The foregoing description is qualified in its entirety by reference to the full text of the Letter, a copy of which is attached hereto as Exhibit B and is incorporated herein by reference.
The Proposal was (and remains) non-binding and, once negotiated and agreed upon, would be conditioned upon, among other things, the: (i) receipt of any required governmental approvals; (ii) confirmatory legal, regulatory, accounting, and tax due diligence; and (iii) negotiation and execution of definitive agreements providing for the Proposed Transaction.
At the time of delivery, the Proposal was also subject to the completion of financing and business due diligence, but it is no longer subject to financing as a result of the Reporting Person’s receipt of the financing commitments described below and is no longer subject to business due diligence.
The Reporting Person is seeking to negotiate a definitive agreement for the acquisition of Twitter by the Reporting Person and is prepared to begin such negotiations immediately.
On April 15, 2022, Twitter adopted a rights agreement, dated as of April 15, 2022 (as it may be amended from time to time, the “Rights Agreement”), by and between Twitter and Computershare Trust Company, N.A., as rights agent, and declared a dividend of one right issued pursuant to the Rights Agreement for each outstanding share of Common Stock (the “Poison Pill”).
Twitter has not responded to the Proposal.
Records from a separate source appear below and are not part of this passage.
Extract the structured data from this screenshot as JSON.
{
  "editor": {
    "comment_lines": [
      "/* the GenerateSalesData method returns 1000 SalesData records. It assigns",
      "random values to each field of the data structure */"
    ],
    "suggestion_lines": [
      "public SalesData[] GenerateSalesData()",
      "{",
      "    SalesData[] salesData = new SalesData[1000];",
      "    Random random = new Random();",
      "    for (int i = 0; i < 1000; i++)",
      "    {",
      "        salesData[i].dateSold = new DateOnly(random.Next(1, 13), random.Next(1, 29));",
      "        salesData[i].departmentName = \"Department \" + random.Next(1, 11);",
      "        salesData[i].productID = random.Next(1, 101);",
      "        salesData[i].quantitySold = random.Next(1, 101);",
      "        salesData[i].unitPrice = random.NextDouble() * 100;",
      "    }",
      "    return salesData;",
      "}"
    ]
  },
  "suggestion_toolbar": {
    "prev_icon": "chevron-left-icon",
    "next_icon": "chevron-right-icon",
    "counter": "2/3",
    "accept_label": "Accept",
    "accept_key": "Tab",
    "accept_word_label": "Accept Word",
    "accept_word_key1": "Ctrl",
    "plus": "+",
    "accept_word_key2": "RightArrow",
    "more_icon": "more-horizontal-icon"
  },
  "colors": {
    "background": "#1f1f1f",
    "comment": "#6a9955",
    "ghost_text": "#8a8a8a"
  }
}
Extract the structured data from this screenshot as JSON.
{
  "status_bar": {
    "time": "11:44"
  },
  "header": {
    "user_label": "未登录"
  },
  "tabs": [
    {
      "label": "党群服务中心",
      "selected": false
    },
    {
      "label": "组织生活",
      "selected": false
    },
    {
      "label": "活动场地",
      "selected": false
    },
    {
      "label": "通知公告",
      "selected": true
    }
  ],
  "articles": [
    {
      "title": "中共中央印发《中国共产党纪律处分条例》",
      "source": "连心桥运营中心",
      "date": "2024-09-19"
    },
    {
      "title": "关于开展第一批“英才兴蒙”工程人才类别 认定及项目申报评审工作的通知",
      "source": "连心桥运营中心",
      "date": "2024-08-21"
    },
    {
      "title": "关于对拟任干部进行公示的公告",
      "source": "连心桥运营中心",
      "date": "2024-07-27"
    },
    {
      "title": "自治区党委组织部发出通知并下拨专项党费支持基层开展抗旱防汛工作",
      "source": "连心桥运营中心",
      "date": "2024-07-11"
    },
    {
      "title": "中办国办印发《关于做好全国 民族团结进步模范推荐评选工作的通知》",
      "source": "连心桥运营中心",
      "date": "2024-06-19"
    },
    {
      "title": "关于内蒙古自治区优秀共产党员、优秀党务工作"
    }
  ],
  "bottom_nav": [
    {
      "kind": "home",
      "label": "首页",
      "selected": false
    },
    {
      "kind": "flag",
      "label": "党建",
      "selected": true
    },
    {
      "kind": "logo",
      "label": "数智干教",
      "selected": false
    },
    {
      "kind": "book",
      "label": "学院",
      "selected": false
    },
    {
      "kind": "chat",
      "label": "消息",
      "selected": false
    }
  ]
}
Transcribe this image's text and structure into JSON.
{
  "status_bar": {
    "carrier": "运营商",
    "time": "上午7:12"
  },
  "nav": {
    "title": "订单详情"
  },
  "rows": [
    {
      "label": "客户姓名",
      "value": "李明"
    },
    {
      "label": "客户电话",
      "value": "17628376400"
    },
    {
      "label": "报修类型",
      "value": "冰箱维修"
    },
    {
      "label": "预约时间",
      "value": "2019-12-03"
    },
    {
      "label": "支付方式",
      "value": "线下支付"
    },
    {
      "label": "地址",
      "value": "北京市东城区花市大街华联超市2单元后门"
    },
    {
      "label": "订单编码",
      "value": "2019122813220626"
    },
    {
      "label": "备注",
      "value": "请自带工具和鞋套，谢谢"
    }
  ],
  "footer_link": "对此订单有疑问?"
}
Given the lack of response by Twitter, the Reporting Person is exploring whether to commence a tender offer to acquire all of the outstanding shares of Common Stock (together with the associated rights issued pursuant to the Rights Agreement (the “Rights” and, together with the Common Stock, the “Shares”)) that are issued and outstanding (and not held by the Reporting Person) at a price of $54.20 per share, net to the seller in cash, without interest and less any required withholding taxes, subject to certain conditions (the “Potential Offer”), but has not determined whether to do so at this time.
To finance the Proposed Transaction or a Potential Offer, entities related to the Reporting Person have received commitment letters committing to provide an aggregate of approximately $46.5 billion as follows:
(i) A debt commitment letter, dated April 20, 2022 (the “Debt Commitment Letter”), from Morgan Stanley Senior Funding, Inc. and certain other financial institutions party thereto as commitment parties (collectively, the “Commitment Parties”) pursuant to which the Commitment Parties have committed to provide $13 billion in financing to the Reporting Person and related entities as follows:
(a) a senior secured term loan facility in an aggregate principal amount of $6.5 billion,
(b) a senior secured revolving facility in an aggregate committed amount of $500 million,
(c) a senior secured bridge loan facility in an aggregate principal amount of up to $3 billion and
(d) a senior unsecured bridge loan facility in an aggregate principal amount of up to $3 billion ((a) – (d) collectively, the “Debt Facilities”);
(ii) A separate debt commitment letter, dated April 20, 2022 (the “Margin Loan Commitment Letter”), from Morgan Stanley Senior Funding, Inc. and certain other financial institutions party thereto as commitment parties (collectively, the “Margin Loan Commitment Parties”) pursuant to which the Margin Loan Commitment Parties have committed to provide $12.5 billion in margin loans (the “Margin Loan Facility”), the proceeds of which will be distributed or otherwise made available to Purchaser; and
(iii) An equity commitment letter, dated April 20, 2022 (the “Equity Commitment Letter”), from the Reporting Person pursuant to which the Reporting Person has committed to provide equity financing for the Proposed Transaction or the Potential Offer sufficient to pay all amounts payable in connection with the Offer and the Merger (plus related fees and expenses), net of the amounts to be funded pursuant to the Debt Commitment Letter and the Margin Loan Commitment Letter, which is currently expected to be approximately $21 billion (the “Equity Financing”).